Ce moment politique aura produit bien plus qu’une simple contestation ponctuelle :

  • Il aura généré un dossier politique solide, alimenté par des analyses juridiques rigoureuses, des mémoires étoffés et des interventions publiques constantes.
  • Il aura contribué à forger un front syndical uni, où des organisations représentant des centaines de milliers de travailleuses et de travailleurs ont parlé d’une seule voix.
  • Il aura permis la naissance d’un mouvement universitaire mobilisé, capable d’articuler clairement ce qui est en jeu pour la mission d’intérêt public des universités — et pour la démocratie elle-même.
  • Il aura enfin entraîné une prise de parole forte et assumée sur la démocratie syndicale, rappelant que la liberté d’association n’est ni accessoire ni négociable.

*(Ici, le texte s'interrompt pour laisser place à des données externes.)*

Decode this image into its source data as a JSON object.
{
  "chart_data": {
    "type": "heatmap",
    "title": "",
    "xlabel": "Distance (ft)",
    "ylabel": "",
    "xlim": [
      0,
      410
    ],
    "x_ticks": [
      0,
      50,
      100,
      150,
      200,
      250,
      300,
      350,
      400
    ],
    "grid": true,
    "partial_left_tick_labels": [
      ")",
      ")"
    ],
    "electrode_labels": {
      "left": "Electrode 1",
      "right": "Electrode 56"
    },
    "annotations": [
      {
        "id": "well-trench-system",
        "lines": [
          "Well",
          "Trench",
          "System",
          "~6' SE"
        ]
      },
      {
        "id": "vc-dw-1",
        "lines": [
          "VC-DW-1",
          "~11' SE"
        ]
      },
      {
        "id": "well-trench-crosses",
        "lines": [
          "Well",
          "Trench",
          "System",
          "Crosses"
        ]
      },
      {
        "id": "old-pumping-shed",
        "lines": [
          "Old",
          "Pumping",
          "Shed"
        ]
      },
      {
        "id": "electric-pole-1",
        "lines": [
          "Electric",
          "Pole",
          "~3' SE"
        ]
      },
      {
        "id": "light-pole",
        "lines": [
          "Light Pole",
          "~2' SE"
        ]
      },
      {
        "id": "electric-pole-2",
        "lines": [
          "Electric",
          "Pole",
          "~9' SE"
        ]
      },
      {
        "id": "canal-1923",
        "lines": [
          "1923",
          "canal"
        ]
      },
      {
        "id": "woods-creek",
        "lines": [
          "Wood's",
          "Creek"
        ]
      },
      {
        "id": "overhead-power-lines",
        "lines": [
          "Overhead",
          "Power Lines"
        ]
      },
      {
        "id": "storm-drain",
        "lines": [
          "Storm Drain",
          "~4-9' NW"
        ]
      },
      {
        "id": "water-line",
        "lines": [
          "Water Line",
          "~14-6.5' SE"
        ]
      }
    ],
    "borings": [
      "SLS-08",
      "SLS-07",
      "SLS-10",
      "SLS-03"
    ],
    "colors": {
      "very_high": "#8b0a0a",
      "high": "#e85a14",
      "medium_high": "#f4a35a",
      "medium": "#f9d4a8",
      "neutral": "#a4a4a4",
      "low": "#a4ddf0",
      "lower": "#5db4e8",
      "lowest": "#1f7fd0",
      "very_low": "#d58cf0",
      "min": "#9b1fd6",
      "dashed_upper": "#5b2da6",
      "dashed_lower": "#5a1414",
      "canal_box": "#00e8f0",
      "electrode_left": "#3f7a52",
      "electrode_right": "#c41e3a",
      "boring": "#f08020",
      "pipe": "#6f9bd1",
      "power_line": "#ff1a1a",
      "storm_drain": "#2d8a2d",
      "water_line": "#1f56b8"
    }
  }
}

Autrement dit, si le gouvernement avance, il avance désormais face à un rapport de force qu’il n’avait pas anticipé : un mouvement large, transversal et résilient. Un mouvement qui, loin de s’essouffler, se structure.

Et c’est précisément là que commence la suite.

Drapeau de la FQPPU flottant lors de la manifestation du 29 novembre contre le projet de loi 3 au Québec.

Car pour la FQPPU, ce moment n’est pas la fin — c’est un point d’inflexion. Quelle que soit l’issue parlementaire, notre engagement demeure inchangé : défendre la mission universitaire, préserver la démocratie syndicale et garantir la capacité des voix critiques à jouer pleinement leur rôle dans une société libre.

Ce combat ne se limitera pas à l’arène législative. Il se poursuivra :

  • devant les tribunaux, là où les principes constitutionnels devront être réaffirmés ;
  • dans l’espace public, par l’éducation, la vigilance et l’intervention ;
  • dans les alliances syndicales, universitaires et citoyennes ;
  • dans les actions politiques futures, lorsque des gouvernements devront répondre de leurs choix.

Il s’agit d’un effort de long terme, fondé sur une conviction simple : nous ne réagissons pas seulement à une loi. Nous protégeons un droit fondamental.

La FQPPU sera au rendez-vous.

Avec ses membres.

Avec ses allié·es.

Avec toutes celles et ceux pour qui la participation citoyenne et la justice sociale ne sont pas des slogans, mais des impondérables.

Ce n’est pas la fin d’un chapitre. C’est le début d’une mobilisation durable.